No. It remains legal to purchase and use unless the substance is listed on Annex XIV past its sunset date without an authorisation, or is restricted under Annex XVII. What the threshold triggers is a duty to communicate the SVHC down the supply chain and to ensure a SCIP notification has been submitted to ECHA.
What is the difference between RoHS and REACH compliance for a part?
RoHS restricts a fixed list of 10 substances in electrical and electronic equipment, measured at 0.1% by weight in homogeneous material. REACH is an open regime covering all substances in any article, measured at 0.1% by weight per article, with a Candidate List that grows about twice a year and separate authorisation and restriction annexes.
How quickly must a supplier give me SVHC information?

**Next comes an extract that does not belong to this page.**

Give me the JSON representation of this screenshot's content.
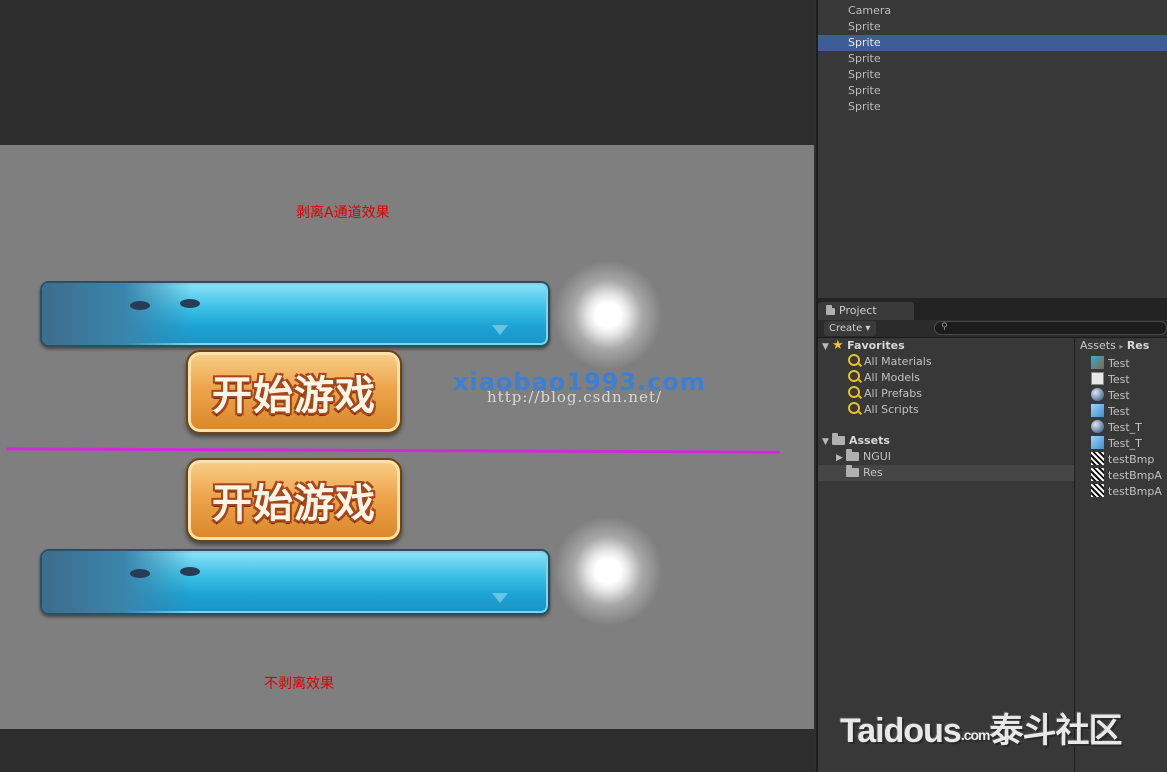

Under Article 33 of REACH, a supplier of an article containing an SVHC above 0.1% w/w must provide sufficient safe use information, at minimum the substance name. On a consumer request this must be provided free of charge within 45 days.
What is a SCIP number and why should I ask for it?
SCIP is ECHA's database of Substances of Concern In articles. Since 5 January 2021, EU suppliers of articles containing a Candidate List SVHC above 0.1% w/w must notify ECHA. A SCIP notification number is proof the obligation was met, which is why you should request one for every affected part rather than accepting a compliance claim on its own.